The buyer often chooses to conduct various kinds of inspections of the physical property. This is advisable in pretty much every situation. There are some exceptions, like if the purchaser is an expert contractor or home builder. Often, the agreement between the buyers and sellers allows a couple of weeks for the buyer to complete the inspection and either continue to closing, re-negotiate some of the terms of the agreement, or back out of the purchase.
5) A "title search" is completed.
In addition to the physical examinations taking place during various kinds of home inspections, the "title" or "settlement" or "closing" company or law firm will examine the paperwork relevant to the property. They're looking for any legal impediments to a "clean" sale. For instance, if the seller doesn't actually own the property, they don't have the ability to sell it to the buyers! This is obvious, but there are many more, and some very subtle problems with the paperwork that can make a sale difficult or impossible.
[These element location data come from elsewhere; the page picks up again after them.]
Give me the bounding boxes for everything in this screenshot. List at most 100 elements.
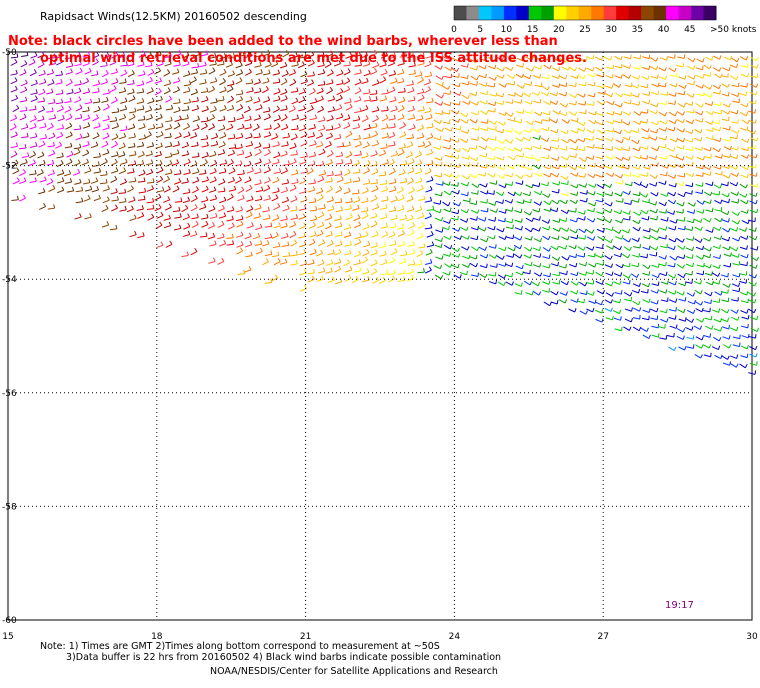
wind-barb-feather bbox=[151, 68, 155, 73]
wind-barb bbox=[415, 118, 424, 121]
wind-barb-feather bbox=[611, 155, 615, 160]
wind-barb bbox=[191, 217, 199, 220]
wind-barb bbox=[165, 120, 173, 123]
wind-barb bbox=[640, 157, 648, 160]
wind-barb bbox=[597, 100, 604, 106]
wind-barb bbox=[290, 217, 298, 220]
colorbar-frame bbox=[453, 5, 717, 21]
wind-barb bbox=[38, 163, 46, 166]
wind-barb-feather bbox=[556, 299, 559, 305]
wind-barb bbox=[183, 134, 191, 139]
wind-barb bbox=[326, 262, 334, 266]
wind-barb-feather bbox=[576, 172, 579, 177]
wind-barb-feather bbox=[593, 144, 595, 149]
wind-barb bbox=[370, 252, 378, 256]
wind-barb-feather bbox=[296, 114, 299, 119]
wind-barb bbox=[219, 89, 227, 94]
wind-barb bbox=[325, 162, 333, 166]
wind-barb-feather bbox=[330, 177, 333, 182]
wind-barb bbox=[684, 191, 692, 195]
wind-barb bbox=[388, 89, 396, 94]
wind-barb bbox=[470, 227, 478, 231]
wind-barb-feather bbox=[90, 98, 93, 103]
wind-barb-feather bbox=[187, 196, 191, 201]
wind-barb-feather bbox=[718, 119, 721, 124]
wind-barb-feather bbox=[451, 153, 453, 158]
wind-barb-feather bbox=[394, 248, 398, 252]
wind-barb-feather bbox=[24, 86, 28, 91]
wind-barb bbox=[507, 147, 515, 152]
wind-barb bbox=[667, 199, 675, 205]
wind-barb-feather bbox=[222, 60, 225, 65]
wind-barb bbox=[209, 198, 217, 202]
wind-barb-feather bbox=[124, 78, 127, 83]
wind-barb bbox=[586, 308, 593, 313]
wind-barb bbox=[118, 117, 126, 121]
wind-barb bbox=[578, 175, 586, 178]
wind-barb-feather bbox=[106, 132, 110, 137]
wind-barb-feather bbox=[566, 155, 570, 161]
wind-barb-feather bbox=[638, 165, 641, 170]
wind-barb bbox=[217, 99, 225, 102]
wind-barb bbox=[46, 181, 54, 186]
wind-barb bbox=[534, 172, 542, 177]
wind-barb-feather bbox=[655, 182, 658, 187]
wind-barb bbox=[102, 106, 110, 111]
wind-barb-feather bbox=[358, 176, 361, 181]
wind-barb bbox=[371, 188, 379, 193]
wind-barb bbox=[201, 199, 209, 203]
wind-barb-feather bbox=[330, 240, 334, 244]
wind-barb-feather bbox=[194, 230, 198, 235]
wind-barb-feather bbox=[176, 68, 180, 73]
wind-barb bbox=[543, 64, 550, 70]
wind-barb-feather bbox=[392, 131, 396, 136]
wind-barb-feather bbox=[593, 207, 595, 212]
wind-barb-feather bbox=[530, 198, 532, 204]
wind-barb bbox=[380, 55, 388, 59]
wind-barb bbox=[30, 55, 38, 59]
wind-barb bbox=[226, 196, 234, 201]
wind-barb-feather bbox=[720, 199, 723, 204]
wind-barb bbox=[424, 63, 432, 68]
wind-barb bbox=[461, 147, 469, 153]
wind-barb-feather bbox=[286, 196, 290, 201]
wind-barb bbox=[289, 146, 297, 150]
wind-barb bbox=[181, 145, 189, 149]
wind-barb bbox=[255, 107, 263, 111]
wind-barb bbox=[480, 209, 488, 213]
wind-barb bbox=[542, 289, 550, 293]
wind-barb-feather bbox=[69, 113, 73, 118]
wind-barb-feather bbox=[105, 204, 109, 209]
wind-barb bbox=[568, 66, 576, 72]
wind-barb bbox=[596, 184, 604, 189]
wind-barb-feather bbox=[755, 353, 758, 358]
wind-barb-feather bbox=[521, 264, 524, 269]
wind-barb bbox=[173, 173, 182, 176]
wind-barb bbox=[56, 135, 63, 139]
wind-barb bbox=[208, 117, 215, 122]
wind-barb-feather bbox=[683, 103, 686, 108]
wind-barb-feather bbox=[736, 109, 739, 114]
wind-barb bbox=[515, 271, 523, 276]
wind-barb-feather bbox=[401, 105, 405, 109]
wind-barb bbox=[550, 129, 558, 134]
wind-barb bbox=[417, 144, 425, 148]
wind-barb bbox=[712, 192, 720, 196]
wind-barb bbox=[523, 92, 530, 98]
wind-barb bbox=[101, 73, 109, 78]
wind-barb-feather bbox=[392, 256, 396, 261]
wind-barb-feather bbox=[215, 98, 218, 103]
wind-barb bbox=[740, 174, 748, 179]
wind-barb-feather bbox=[328, 222, 332, 227]
wind-barb-feather bbox=[736, 326, 739, 331]
wind-barb bbox=[534, 84, 542, 88]
wind-barb-feather bbox=[384, 258, 388, 263]
wind-barb-feather bbox=[340, 170, 343, 175]
wind-barb bbox=[378, 245, 386, 249]
wind-barb-feather bbox=[338, 265, 342, 270]
wind-barb-feather bbox=[736, 57, 740, 63]
wind-barb bbox=[577, 138, 585, 143]
wind-barb bbox=[182, 63, 190, 67]
wind-barb bbox=[388, 118, 396, 121]
wind-barb-feather bbox=[540, 172, 543, 177]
For instance, there may be another mortgage on the property that the sellers haven't disclosed, or there may be an easement which allows the city to store toxic waste in the front yard, or any number of odd things. This is why "title insurance" is necessary. The closing company, after having examined all the paperwork regarding the house, will issue a "title insurance" policy basically saying they will compensate you if you incur losses as a result of some error or problem with the paperwork that they did not discover before you closed on the house. They have a strong incentive to be thorough in their investigation, since they will be the ones paying the damages if they missed something!
This whole process can take several weeks because it requires coordination between the various local governments, record offices, and your "closing company."
6) Utilities and other liens are resolved.
The final readings of each of the utility meters are completed and the sellers typically close their accounts or order the utility companies to cease service as of the date of the closing. The buyers set up utility service with the various providers to begin the day of closing. Any other "liens" or money owed to a utility, local government, or someone else with a right to collect money on the property, is itemized and will be paid by the seller at closing to ensure the property is transferred without causing the buyer to be liable for any unpaid fees the seller incurred.
7) The settlement document is released for review.
The settlement statement shows how all the money is being passed around at the closing. The new regulations mandate a 3 day review period, so you will get this statement from your closing company and have plenty of time to review it and understand exactly where all the money is coming from and where it is going. The sale of a property includes many smaller transfers of funds between buyers, sellers, governments, banks, brokers, and settlement agents. The flow of funds can be difficult to understand, but your real estate agent should be able to explain it to you sufficiently. If you think there is an error, now is the time to bring it up!
At the "closing" or "settlement," the new deed of ownership is signed, the mortgage paperwork is signed, and everything is officially recorded at the county courthouse. The money and keys switch places, and everyone is happy (hopefully). Often, funds are transferred electronically via "wire" so be sure that you have enough money in the accounts you are using to pay your closing costs. At this point, "escrow" has concluded and the sale is complete. Congrats!
See, not so bad.
Hopefully this explanation has been useful, and you won't feel like the characters in Portlandia! If you have more questions about escrow, call any closing company, lawyer, mortgage lender, or real estate agent.